Operações militares no Irão e na Venezuela, captura em massa de imigrantes ilegais em cidades americanas, com a morte de dois cidadãos estado-unidenses pelo meio, ameaças de invasão da Gronelândia, corte recorde no número de funcionários federais e pedidos de investigações a rivais políticos ao Departamento de Justiça. Os itens do menu de governação de Donald Trump multiplicaram-se desde que regressou à Casa Branca, há cerca de um ano, num teste aos limites da autoridade presidencial.
Enquanto o poder Legislativo assistiu sem intervir - o Partido Republicano detém a maioria em ambas as câmaras do Congresso -, o Judicial ofereceu a resistência prevista sempre que houve incumprimento da lei. Foi o que se passou na passada sexta-feira, em que o Supremo Tribunal anulou dois terços das tarifas comerciais, pilar da política económica desta Administração.
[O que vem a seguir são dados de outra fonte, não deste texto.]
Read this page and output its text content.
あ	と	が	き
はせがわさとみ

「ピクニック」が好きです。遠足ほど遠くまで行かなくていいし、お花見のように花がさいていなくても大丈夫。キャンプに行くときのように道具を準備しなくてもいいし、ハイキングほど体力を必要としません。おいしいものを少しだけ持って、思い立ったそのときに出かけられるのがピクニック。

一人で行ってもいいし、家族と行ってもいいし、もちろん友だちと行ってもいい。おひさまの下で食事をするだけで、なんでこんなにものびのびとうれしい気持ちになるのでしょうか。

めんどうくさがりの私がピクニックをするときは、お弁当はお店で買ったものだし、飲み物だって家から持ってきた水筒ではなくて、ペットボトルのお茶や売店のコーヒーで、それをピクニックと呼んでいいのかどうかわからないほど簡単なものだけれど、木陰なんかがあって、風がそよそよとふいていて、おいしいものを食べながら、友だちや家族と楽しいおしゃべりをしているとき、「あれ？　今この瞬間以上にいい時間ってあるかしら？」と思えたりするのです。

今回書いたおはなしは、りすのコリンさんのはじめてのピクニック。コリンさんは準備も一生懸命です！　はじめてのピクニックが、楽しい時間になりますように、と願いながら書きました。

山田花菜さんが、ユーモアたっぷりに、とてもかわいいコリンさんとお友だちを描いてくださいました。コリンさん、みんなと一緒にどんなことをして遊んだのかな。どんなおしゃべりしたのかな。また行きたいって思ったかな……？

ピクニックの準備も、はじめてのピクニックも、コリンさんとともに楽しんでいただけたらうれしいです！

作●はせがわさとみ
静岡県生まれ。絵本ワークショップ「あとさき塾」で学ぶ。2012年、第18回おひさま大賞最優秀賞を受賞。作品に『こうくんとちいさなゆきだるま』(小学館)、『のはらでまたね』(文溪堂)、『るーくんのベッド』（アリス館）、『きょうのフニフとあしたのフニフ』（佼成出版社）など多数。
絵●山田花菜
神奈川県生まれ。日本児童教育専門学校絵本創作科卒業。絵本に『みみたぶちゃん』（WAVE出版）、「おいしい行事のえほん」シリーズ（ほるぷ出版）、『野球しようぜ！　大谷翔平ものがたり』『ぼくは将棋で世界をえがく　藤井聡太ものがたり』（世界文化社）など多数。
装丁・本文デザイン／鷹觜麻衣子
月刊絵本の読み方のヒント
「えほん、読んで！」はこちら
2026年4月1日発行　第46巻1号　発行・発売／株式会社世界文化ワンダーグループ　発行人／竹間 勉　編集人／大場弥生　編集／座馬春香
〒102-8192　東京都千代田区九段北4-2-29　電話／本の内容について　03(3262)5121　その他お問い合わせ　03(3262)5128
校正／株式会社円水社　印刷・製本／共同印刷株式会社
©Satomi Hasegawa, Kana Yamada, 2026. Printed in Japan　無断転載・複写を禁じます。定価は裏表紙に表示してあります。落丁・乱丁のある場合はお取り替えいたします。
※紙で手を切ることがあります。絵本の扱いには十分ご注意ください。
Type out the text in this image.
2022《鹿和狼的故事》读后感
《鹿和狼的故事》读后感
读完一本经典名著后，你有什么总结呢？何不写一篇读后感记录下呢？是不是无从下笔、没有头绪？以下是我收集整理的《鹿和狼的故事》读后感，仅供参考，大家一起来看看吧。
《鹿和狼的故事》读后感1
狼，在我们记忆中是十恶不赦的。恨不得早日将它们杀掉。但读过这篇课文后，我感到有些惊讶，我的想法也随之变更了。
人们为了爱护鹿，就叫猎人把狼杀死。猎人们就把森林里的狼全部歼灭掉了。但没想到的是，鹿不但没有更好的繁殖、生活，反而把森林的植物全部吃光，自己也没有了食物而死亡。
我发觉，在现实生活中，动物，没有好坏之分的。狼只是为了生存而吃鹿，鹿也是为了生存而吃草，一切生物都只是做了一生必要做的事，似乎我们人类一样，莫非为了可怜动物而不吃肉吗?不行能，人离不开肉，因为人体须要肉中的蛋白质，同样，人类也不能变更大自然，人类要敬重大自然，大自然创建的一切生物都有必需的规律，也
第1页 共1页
Paralelamente, o povo saiu à rua e demonstrou a sua insatisfação, seja na cara dos agentes do Serviço de Imigração e Alfândega (ICE, na sigla em inglês) ou defronte da residência oficial do chefe de Estado em Washington. As últimas sondagens revelam um líder em apuros, com a taxa de popularidade abaixo dos 40%.
Esta madrugada de terça-feira, em mais um discurso do Estado da União, agora com um recorde de duas horas, Trump quis virar a página e relançar a sua presidência. Os mesmos estudos de opinião indicam que 60% dos americanos consideram que a coesão nacional está comprometida.